Shellcode creates a shell which allows it to execute any code the attacker wants. Basically, the attackers would like to allocate the following privileges,

  • the host program

  • system service

  • OS root privileges

(7) Variations of Buffer Overflow

  • “return-to-libc” Attack: means to rewrite the return address to a standard library function. This works because if we can return to a standard library function and we are also able to setup some arguments or parameters for it on the stack, then we can execute a function with the argument of our choice.

  • “Heap Overflow” Attack: Longer variables like the global variables are stored on the heap. The difference between a stack and a heap is that the heap doesn’t have a return address. However, the heap do have some function pointers and the data can be the tables of function pointers. So the data stored in the heap is overwritten and we are able to corrupt the memory in some sense as we have done before.

  • “OpenSSL Heartbleed Vulnerability” Attack: the attacks above is about writing too much and overwriting the data. However, the overflow attacks don’t necessarily to be assoicated with writing data. OpenSSL heartbleed vulnerability happens when we read too much. It keeps reading beyond the variables that we are supposed to read.

(8) Defense Against Overflow

  • Programming language is crucial. Common safe programming languages are C++, Java, etc. A safe language should have the following traits:

    • should be strongly typed

    • should do automatic bounds checks

    • should do automatic memory management

  • Check inputs (All input is evil)

  • Use safer functions that do bounds checking

  • Use automatic tools to analyze code to flag potential unsafe vulnerabilities. These tools can be found at OWASP.

    • they can flag potential unsafe fucntions/constructs

    • they can help mitigate security lapses (but can hardly eliminate all buffer overflow vulnerabilities)

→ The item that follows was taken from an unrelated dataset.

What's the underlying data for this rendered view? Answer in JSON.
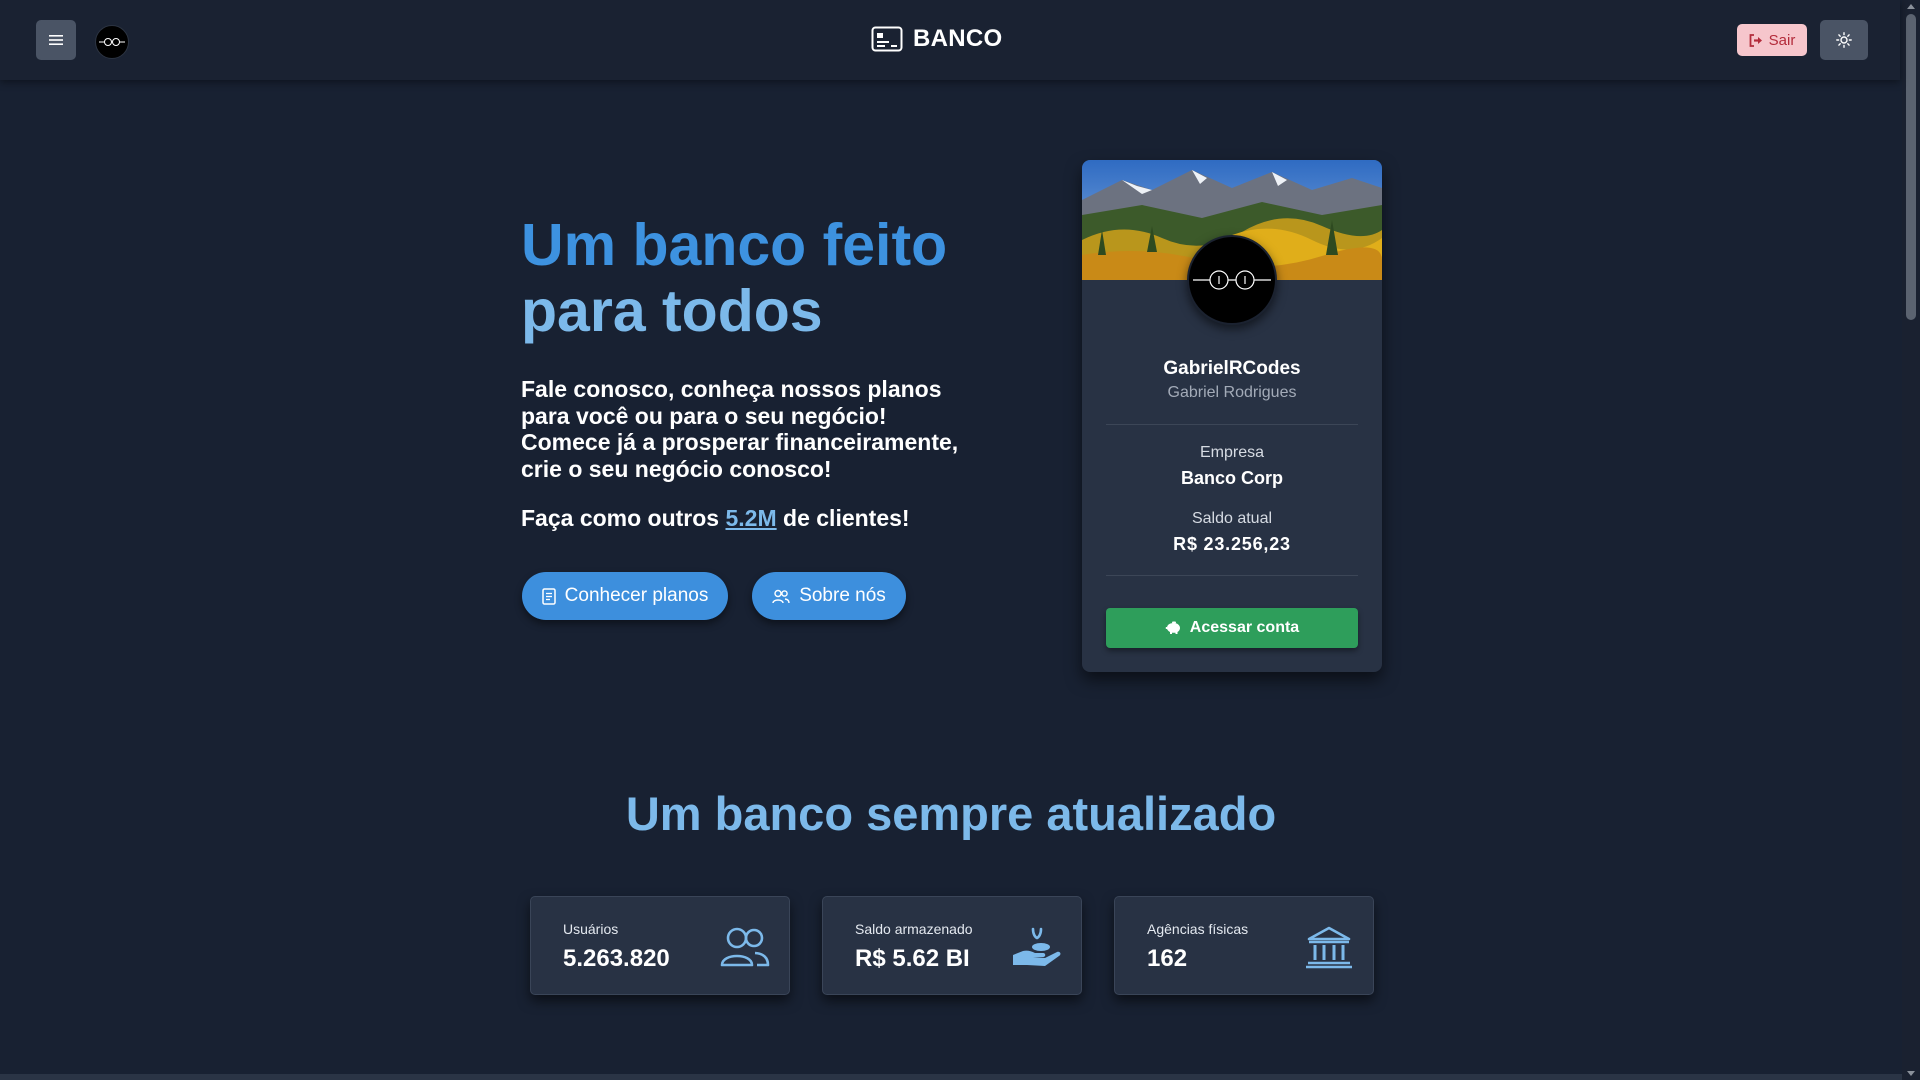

  • Use canary values: a canary value is written when a return address is stored in a stack frame and any attempts to rewrite the address using buffer overflow will result in the canary being rewritten and an overflow will be detected.

  • Address Space Layout Randomization (ASLR): this is a feature supported by the operating system that randomizes stack, heap, libc, etc. This makes it harder for the attacker to find important locations like libc function addresses.